To See God Anyway

To See God Anyway

There’s a common Biblical word that is conspicuously absent in the book of Esther. The word is “God.” Yes, God is not mentioned a single time in the entire ten chapters of Esther. In one way, Esther is a kind of Exodus story – the Israelites finding themselves embedded in a hostile foreign nation and experiencing deliverance. On the other hand, the complete absence of any mention of God makes it a quite different tale than the Exodus which is marked by frequent direct interventions by God (the burning bush, the ten plagues, the parting of the Red Sea), as well as frequent conversations between God and Moses. When we read the book of Esther, when we see the severe distress she and her people are put through, there is no talking bush to point them in the right direction, no parted body of water to lead them out of the hostile nation. In Exodus, there’s a miracle around every corner. In Esther, no miracle comes.

But this is what makes the story of Esther a perfect story for us. I fully believe in miracles, that God can and does intervene in the world in ways beyond what we consider technically or logically possible. That being said, we live our lives day to day and year to year and do not encounter talking bushes or magically parted bodies of water. We live by faith and prayer through holy community. When we are afraid, mistreated, confused and heartbroken, deliverance does not come by way of a grand, dramatic miracle, by way of faith, prayer and community.

The drama of the book of Esther centers on the attempt to diffuse a hostility that nearly turns into mass murder. In chapter 4 Esther and Mordecai confer to discern what must be done. Esther initially resists the role of intercessor to the king on her people’s behalf. But Mordecai says, “If you keep silence at such a time as this, deliverance will rise for the Jews from another quarter, but you and your father’s family will perish. Who knows? Perhaps you have come to royal dignity for just such a time as this.” Esther replies, “Go, gather all the Jews in Susa (Persia’s capitol city) and hold a fast on my behalf.” (Esther 4:14-15) While God may not be mentioned here, fasting is, and by extension, prayer. Surely, they must be praying to someone, right? And for a story that refuses to mention God, Mordecai sure does seem to easily sense the hand of God at work, gently pulling the story in the right direction. An act of deliverance may be delayed, but not denied, he says. Perhaps Esther has been thrust into this situation (against her will), he says, because there’s something special and deeply consequential about this moment in history. Something just outside the story seems to be having a large effect on the story.

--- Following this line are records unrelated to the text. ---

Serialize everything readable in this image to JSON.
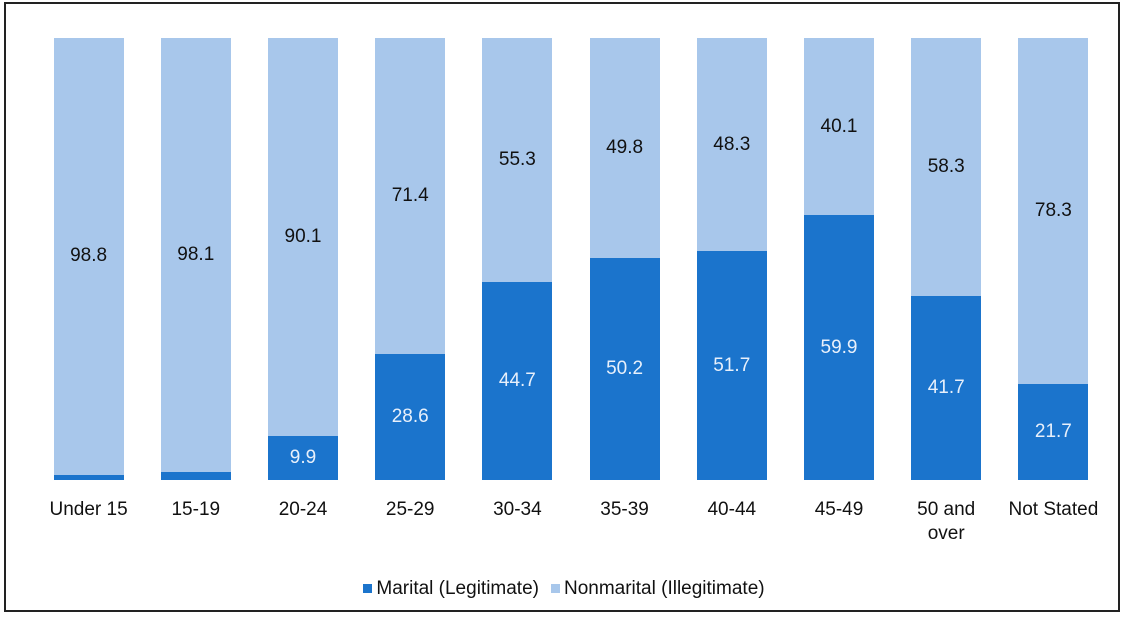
{
  "chart_data": {
    "type": "stacked_bar_100",
    "categories": [
      "Under 15",
      "15-19",
      "20-24",
      "25-29",
      "30-34",
      "35-39",
      "40-44",
      "45-49",
      "50 and over",
      "Not Stated"
    ],
    "series": [
      {
        "name": "Marital (Legitimate)",
        "color": "#1b74cc",
        "values": [
          1.2,
          1.9,
          9.9,
          28.6,
          44.7,
          50.2,
          51.7,
          59.9,
          41.7,
          21.7
        ]
      },
      {
        "name": "Nonmarital (Illegitimate)",
        "color": "#a8c7eb",
        "values": [
          98.8,
          98.1,
          90.1,
          71.4,
          55.3,
          49.8,
          48.3,
          40.1,
          58.3,
          78.3
        ]
      }
    ],
    "legend": "bottom"
  }
}
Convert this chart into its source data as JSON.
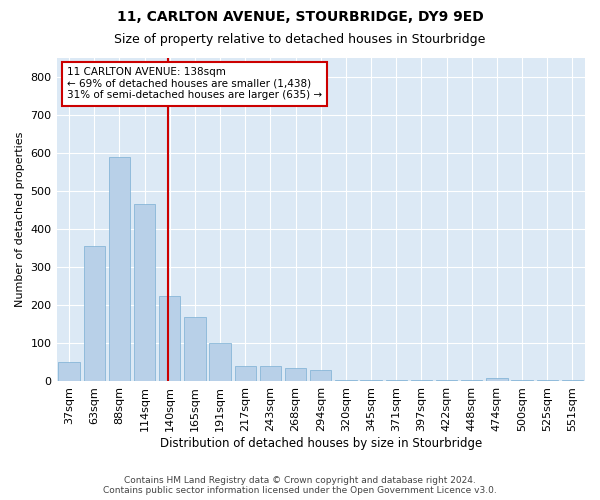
{
  "title": "11, CARLTON AVENUE, STOURBRIDGE, DY9 9ED",
  "subtitle": "Size of property relative to detached houses in Stourbridge",
  "xlabel": "Distribution of detached houses by size in Stourbridge",
  "ylabel": "Number of detached properties",
  "bar_color": "#b8d0e8",
  "bar_edge_color": "#7aafd4",
  "background_color": "#dce9f5",
  "grid_color": "#ffffff",
  "vline_color": "#cc0000",
  "annotation_text": "11 CARLTON AVENUE: 138sqm\n← 69% of detached houses are smaller (1,438)\n31% of semi-detached houses are larger (635) →",
  "annotation_box_facecolor": "#ffffff",
  "annotation_box_edge_color": "#cc0000",
  "categories": [
    "37sqm",
    "63sqm",
    "88sqm",
    "114sqm",
    "140sqm",
    "165sqm",
    "191sqm",
    "217sqm",
    "243sqm",
    "268sqm",
    "294sqm",
    "320sqm",
    "345sqm",
    "371sqm",
    "397sqm",
    "422sqm",
    "448sqm",
    "474sqm",
    "500sqm",
    "525sqm",
    "551sqm"
  ],
  "values": [
    50,
    355,
    590,
    465,
    225,
    170,
    100,
    40,
    40,
    35,
    30,
    5,
    5,
    5,
    5,
    5,
    5,
    10,
    5,
    5,
    5
  ],
  "ylim": [
    0,
    850
  ],
  "yticks": [
    0,
    100,
    200,
    300,
    400,
    500,
    600,
    700,
    800
  ],
  "footer": "Contains HM Land Registry data © Crown copyright and database right 2024.\nContains public sector information licensed under the Open Government Licence v3.0.",
  "fig_bg": "#ffffff"
}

The book of Esther has a beautifully unique way of showing us who God is and how God is active in the world. Most likely, it won’t be a talking bush that tells us exactly where to go and what to say. But by faith (trusting a mysterious God) and prayer (openness to God) and community (partners in joy, grief and discernment), we will participate in the story that God is gently pulling in the right direction. This is why we pray and gather, so that when the miracle doesn’t happen, we will see God anyway.